Purpose: To explore the hepatoprotective, nephroprotective, anti-amylase, and anti-glucosidase effects of the medicinal plant Ziziphus spina-christi (L.).

Methods: Ziziphus spina-christi (L.) methanol extract (ZS-1) and its ethyl-acetate (ZS-2), n-butanol (ZS3), and aqueous (ZS-4) fractions were evaluated for their hepatoprotective, anti-amylase, and antiglucosidase activities. Adult male Wister rats were divided into 11 groups (I- XI) with 6 mice per group. Group I was normal control, while the treatment groups were as follows: group II, CCl4; group III, Silymarin + CCl4; group IV, Ziziphus spina-christi total methanol extract (ZS-1), 100 mg/kg) + CCl4; group V, ZS-1 (200 mg/kg) + CCl4; group VI, ethyl acetate fraction (ZS-2), 100 mg/kg + CCl4; group VII: ZS-2 (200 mg/kg) + CCl4; group VIII, butanol fraction (ZS-3), 100 mg/kg) + CCl4; group IX, ZS-3 (200 mg/kg) + CCl4; group X, aqueous fraction (ZS-4), 100 mg/kg) + CCl4; group XI: ZS-4 (200 mg/kg) + CCl4. Silymarin was used as the standard. Biomarkers of liver and kidney toxicity and histopathological changes were evaluated.
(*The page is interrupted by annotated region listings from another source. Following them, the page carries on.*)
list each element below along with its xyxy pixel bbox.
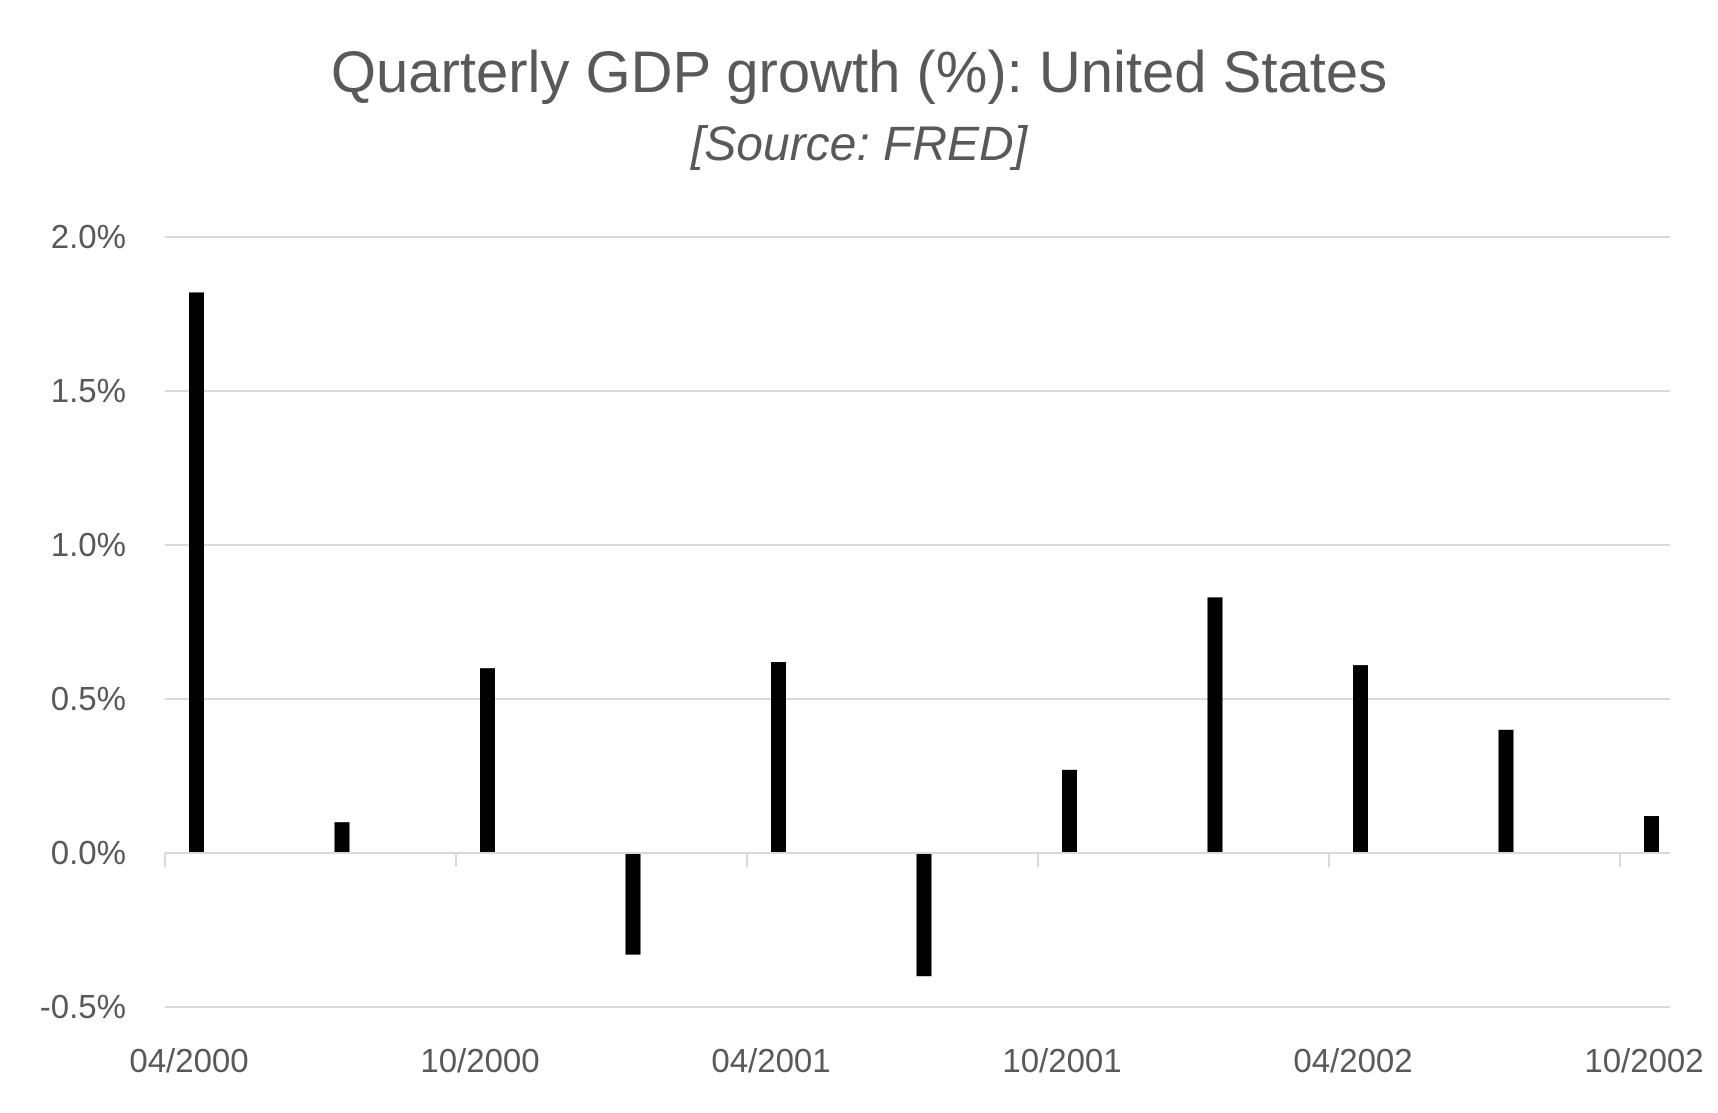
gridlines	[165, 236, 1670, 1008]
chart-subtitle: [Source: FRED]	[690, 118, 1028, 171]
x-tick-label: 04/2001	[711, 1042, 830, 1079]
y-tick-label: 1.5%	[51, 372, 126, 409]
x-tick-label: 10/2000	[420, 1042, 539, 1079]
bar	[189, 292, 204, 853]
bar	[625, 853, 641, 955]
bar	[771, 662, 786, 853]
bar	[334, 822, 350, 853]
y-tick-label: 1.0%	[51, 526, 126, 563]
x-axis: 04/2000 10/2000 04/2001 10/2001 04/2002 10/20…	[129, 852, 1704, 1079]
bar	[1498, 729, 1514, 853]
chart-title: Quarterly GDP growth (%): United States	[330, 40, 1388, 105]
y-tick-label: 0.5%	[51, 680, 126, 717]
x-tick-label: 04/2000	[129, 1042, 248, 1079]
y-tick-label: 0.0%	[51, 834, 126, 871]
bars	[189, 292, 1659, 977]
bar	[916, 853, 932, 977]
bar	[480, 668, 495, 853]
bar	[1207, 597, 1223, 853]
y-axis-tick-labels: 2.0% 1.5% 1.0% 0.5% 0.0% -0.5%	[40, 218, 126, 1025]
bar	[1062, 769, 1077, 853]
y-tick-label: 2.0%	[51, 218, 126, 255]
y-tick-label: -0.5%	[40, 988, 126, 1025]
bar	[1644, 816, 1659, 853]
x-tick-label: 10/2002	[1584, 1042, 1703, 1079]
x-tick-label: 10/2001	[1002, 1042, 1121, 1079]
x-tick-label: 04/2002	[1293, 1042, 1412, 1079]
bar	[1353, 665, 1368, 853]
Results: Liver and kidney malondialdehyde (MDA), non-protein sulfhydryls (NP-SH) and total protein levels were elevated in CCl4-treated rats; however, ZS-1 and ZS-4 of Z. spina-christi significantly reduced these levels. ZS-2 and ZS-3 did not significantly improve the studied parameters. These results were confirmed by results from histopathological examination. ZS-1 and ZS-2 showed mild inhibitory activities against α-amylase and α-glucosidase (54 and 43 % at 100 µg/ml, respectively).

Conclusion: The results indicate that ZS-1 and ZS-4 samples displayed dose-dependent hepatoprotective and nephroprotective effects, whereas ZS-2 and ZS-3 samples did not exhibit these effects. Similarly, α-amylase and α-glucosidase enzymes are considerably inhibited by ZS-1 and ZS-2.